I've been studying a book on contemporary Chinese art. Very western approaches... very contemporary... and not so shabby. Of course there is a shitload of redundant redoing of European and American art ideas from the last 100 years. There is even one artist that literally makes installations almost as if they were using our Club Moral (see more on that in next post) Antwerp installation as a bible/blueprint. Seriously. Of course the only change being that the artist runs around naked through the installation covered in dripping paint.
Also, thanks for the Lurie link...
Agreed... very strange murder threat afoot and drawing, etc. Of course we'll eventually find out that both of them were in cahoots as a weird promotion of something or other... at the very least it has put Lurie back in "some" limelight albeit not a powerful beacon of a limelight as of yet.
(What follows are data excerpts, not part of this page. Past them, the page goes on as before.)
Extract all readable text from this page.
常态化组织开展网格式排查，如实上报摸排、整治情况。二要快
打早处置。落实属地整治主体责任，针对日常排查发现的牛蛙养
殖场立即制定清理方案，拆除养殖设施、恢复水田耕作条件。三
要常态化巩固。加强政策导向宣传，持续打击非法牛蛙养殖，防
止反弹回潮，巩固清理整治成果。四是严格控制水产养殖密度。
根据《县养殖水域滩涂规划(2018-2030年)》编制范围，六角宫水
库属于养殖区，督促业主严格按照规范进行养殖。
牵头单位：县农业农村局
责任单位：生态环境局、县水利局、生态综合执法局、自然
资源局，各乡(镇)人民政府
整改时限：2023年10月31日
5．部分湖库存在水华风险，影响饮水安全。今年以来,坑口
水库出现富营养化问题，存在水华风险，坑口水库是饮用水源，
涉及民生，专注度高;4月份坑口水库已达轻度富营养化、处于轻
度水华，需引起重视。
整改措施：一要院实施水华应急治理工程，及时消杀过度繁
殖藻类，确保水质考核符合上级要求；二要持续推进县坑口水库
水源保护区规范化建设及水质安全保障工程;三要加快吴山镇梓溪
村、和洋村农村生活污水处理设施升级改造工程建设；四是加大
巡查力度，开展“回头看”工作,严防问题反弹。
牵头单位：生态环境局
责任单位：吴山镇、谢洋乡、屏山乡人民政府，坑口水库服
That's the other lesson... even weird and outright bad PR is better than being an unknown. Of course I being the prince-in-waiting for the mantle of most unknown/underknown/and never known wouldn't really know anything about "self-promotion."
I wrote:
I opened those Fickr links. I have to say that the work doesn't engage me at all. It's too self-conscious. Unlike Cindy Sherman, who transformed herself as an actor in the stills, these women seem to be the star of their own little world. I guess that is so much a refection of the time we live in. The images are too nice looking...too much process. I prefer to work in a more straightforward way.